The idea of "weaponizing" real or false information is not a new concept, said retired Marine Lt. Gen. Robert Schmidle, cyber capabilities and conflict studies advisor at Arizona State University.
During World War II, Nazi Germany would often skew factual information to shape public opinion, Schmidle said, adding the big difference today is information flows exponentially faster. He spoke Nov. 20 during a panel session about information warfare at the 2019 International Conference on Cyber Conflict U.S., known as CyCon.
Today, countries like China, Iran, North Korea and Russia continue to maintain control over their digital realms. They have restricted the flow of information, both inside and outside of their respected nations.
By controlling the flow of information, a near-peer competitor can effectively take over a country or force a state to change its policies without ever firing a shot, Schmidle said.
"The term 'information warfare' is complicated. It has become a code for … something we don't know how to explain in the 21st century," said Brian David Johnson, a futurist at Arizona State University.
The increase in cyber capabilities by non-state actors and near-peer competitors means the U.S. military must prepare for conflict within the physical, cognitive, and digital domains, Johnson said.
"When you start to think about what conflict looks like in the 21st century, it [becomes] this very liquid and active world that moves between those three domains constantly," Johnson said. "We don't have the ability from a U.S. military standpoint … to understand this [type of conflict]."
To remain competitive within the digital realm, the Army looks to fully synchronize its cyber capabilities and expand its persistent engagement throughout the information environment, said Lt. Gen. Stephen G. Fogarty, Army Cyber Command's commanding general. He discussed the Army's role in the cyber realm during an Association of the U.S. Army hot topic seminar Sept. 18.
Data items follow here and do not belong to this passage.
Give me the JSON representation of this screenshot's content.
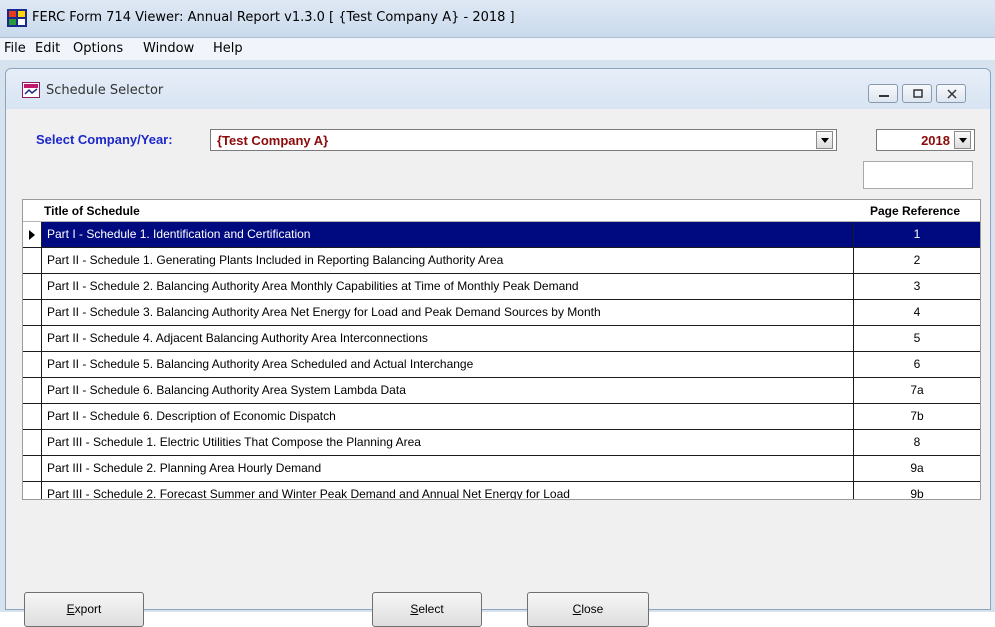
{
  "app": {
    "title": "FERC Form 714 Viewer: Annual Report v1.3.0   [ {Test Company A} - 2018 ]",
    "menu": [
      "File",
      "Edit",
      "Options",
      "Window",
      "Help"
    ]
  },
  "child_window": {
    "title": "Schedule Selector"
  },
  "selector": {
    "label": "Select Company/Year:",
    "company_value": "{Test Company A}",
    "year_value": "2018"
  },
  "grid": {
    "columns": [
      "Title of Schedule",
      "Page Reference"
    ],
    "rows": [
      {
        "title": "Part I - Schedule 1. Identification and Certification",
        "ref": "1"
      },
      {
        "title": "Part II - Schedule 1. Generating Plants Included in Reporting Balancing Authority Area",
        "ref": "2"
      },
      {
        "title": "Part II - Schedule 2.  Balancing Authority Area Monthly Capabilities at Time of Monthly Peak Demand",
        "ref": "3"
      },
      {
        "title": "Part II - Schedule 3. Balancing Authority Area Net Energy for Load and Peak Demand Sources by Month",
        "ref": "4"
      },
      {
        "title": "Part II - Schedule 4. Adjacent Balancing Authority Area Interconnections",
        "ref": "5"
      },
      {
        "title": "Part II - Schedule 5. Balancing Authority Area Scheduled and Actual Interchange",
        "ref": "6"
      },
      {
        "title": "Part II - Schedule 6. Balancing Authority Area System Lambda Data",
        "ref": "7a"
      },
      {
        "title": "Part II - Schedule 6. Description of Economic Dispatch",
        "ref": "7b"
      },
      {
        "title": "Part III - Schedule 1. Electric Utilities That Compose the Planning Area",
        "ref": "8"
      },
      {
        "title": "Part III - Schedule 2. Planning Area Hourly Demand",
        "ref": "9a"
      },
      {
        "title": "Part III - Schedule 2. Forecast Summer and Winter Peak Demand and Annual Net Energy for Load",
        "ref": "9b"
      }
    ]
  },
  "buttons": {
    "export": {
      "mnemonic": "E",
      "rest": "xport"
    },
    "select": {
      "mnemonic": "S",
      "rest": "elect"
    },
    "close": {
      "mnemonic": "C",
      "rest": "lose"
    }
  },
  "colors": {
    "selected_row": "#000a80",
    "label_blue": "#1d28c9",
    "value_red": "#8b0a0a"
  }
}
Both state and non-state actors have shown proficiency within the cyber environment, according to the 2018 National Defense Strategy, Fogarty said. These actors have found new ways to wage campaigns from outside the U.S., against American political, economic, and security interests.
With the growing threat within the cyber and information domains, the Army is already looking into better ways to leverage its signal, cyber, information and psychological operations, electronic warfare, intelligence, and public affairs capabilities, Fogarty said.
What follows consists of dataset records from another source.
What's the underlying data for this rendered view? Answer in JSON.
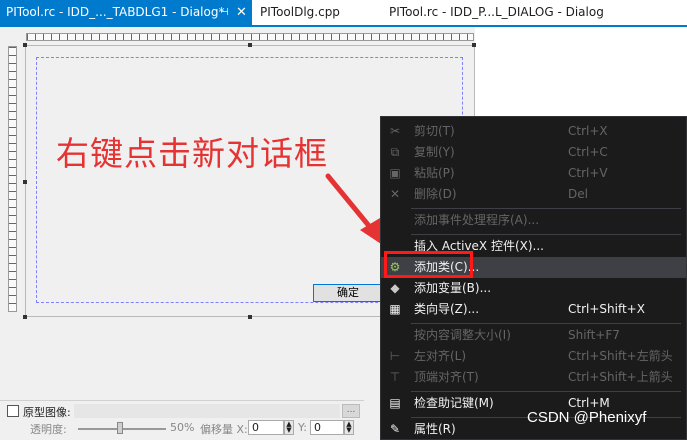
{
  "tabs": [
    {
      "label": "PITool.rc - IDD_..._TABDLG1 - Dialog*",
      "active": true
    },
    {
      "label": "PIToolDlg.cpp",
      "active": false
    },
    {
      "label": "PITool.rc - IDD_P...L_DIALOG - Dialog",
      "active": false
    }
  ],
  "tab_icons": {
    "pin": "pin-icon",
    "close": "close-icon"
  },
  "dialog": {
    "ok_button": "确定",
    "annotation": "右键点击新对话框",
    "annotation_color": "#e53333"
  },
  "image_bar": {
    "checkbox_label": "原型图像:",
    "browse": "...",
    "opacity_label": "透明度:",
    "opacity_value": "50%",
    "offset_label": "偏移量 X:",
    "x_value": "0",
    "y_label": "Y:",
    "y_value": "0"
  },
  "context_menu": {
    "items": [
      {
        "icon": "cut-icon",
        "glyph": "✂",
        "label": "剪切(T)",
        "shortcut": "Ctrl+X",
        "disabled": true
      },
      {
        "icon": "copy-icon",
        "glyph": "⧉",
        "label": "复制(Y)",
        "shortcut": "Ctrl+C",
        "disabled": true
      },
      {
        "icon": "paste-icon",
        "glyph": "📋",
        "label": "粘贴(P)",
        "shortcut": "Ctrl+V",
        "disabled": true
      },
      {
        "icon": "delete-icon",
        "glyph": "✕",
        "label": "删除(D)",
        "shortcut": "Del",
        "disabled": true
      },
      {
        "icon": "",
        "glyph": "",
        "label": "添加事件处理程序(A)...",
        "shortcut": "",
        "disabled": true
      },
      {
        "icon": "",
        "glyph": "",
        "label": "插入 ActiveX 控件(X)...",
        "shortcut": "",
        "disabled": false
      },
      {
        "icon": "add-class-icon",
        "glyph": "⚙",
        "label": "添加类(C)...",
        "shortcut": "",
        "disabled": false,
        "highlighted": true
      },
      {
        "icon": "add-variable-icon",
        "glyph": "◆",
        "label": "添加变量(B)...",
        "shortcut": "",
        "disabled": false
      },
      {
        "icon": "class-wizard-icon",
        "glyph": "▦",
        "label": "类向导(Z)...",
        "shortcut": "Ctrl+Shift+X",
        "disabled": false
      },
      {
        "icon": "",
        "glyph": "",
        "label": "按内容调整大小(I)",
        "shortcut": "Shift+F7",
        "disabled": true
      },
      {
        "icon": "align-left-icon",
        "glyph": "⊢",
        "label": "左对齐(L)",
        "shortcut": "Ctrl+Shift+左箭头",
        "disabled": true
      },
      {
        "icon": "align-top-icon",
        "glyph": "⊤",
        "label": "顶端对齐(T)",
        "shortcut": "Ctrl+Shift+上箭头",
        "disabled": true
      },
      {
        "icon": "check-mnemonics-icon",
        "glyph": "▤",
        "label": "检查助记键(M)",
        "shortcut": "Ctrl+M",
        "disabled": false
      },
      {
        "icon": "properties-icon",
        "glyph": "🔧",
        "label": "属性(R)",
        "shortcut": "",
        "disabled": false
      }
    ]
  },
  "watermark": "CSDN @Phenixyf"
}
The Army's network has become a "foundational weapon system," Fogarty said. About 90% of ARCYBER's capability is used to maintain and defend the force's network, he added.
With the proper layering of capabilities, the Army looks to improve operational awareness for its commands, allowing them to see both friendly and enemy forces and effects within the cyber domain and information environments, Fogarty said.
"If our commanders don't have functional networks, then you don't have functional and persistent [intelligence, surveillance and reconnaissance,] long-range precision fires, or mission command [capabilities]," he said.
"The Army's ability to operate on the battlefield," he added, "is predicated upon that [Soldier's] … ability to bring the entire power of the United States to his place on the battlefield in a time of his choosing by simply depressing a handset and calling for support, or by hitting that send button."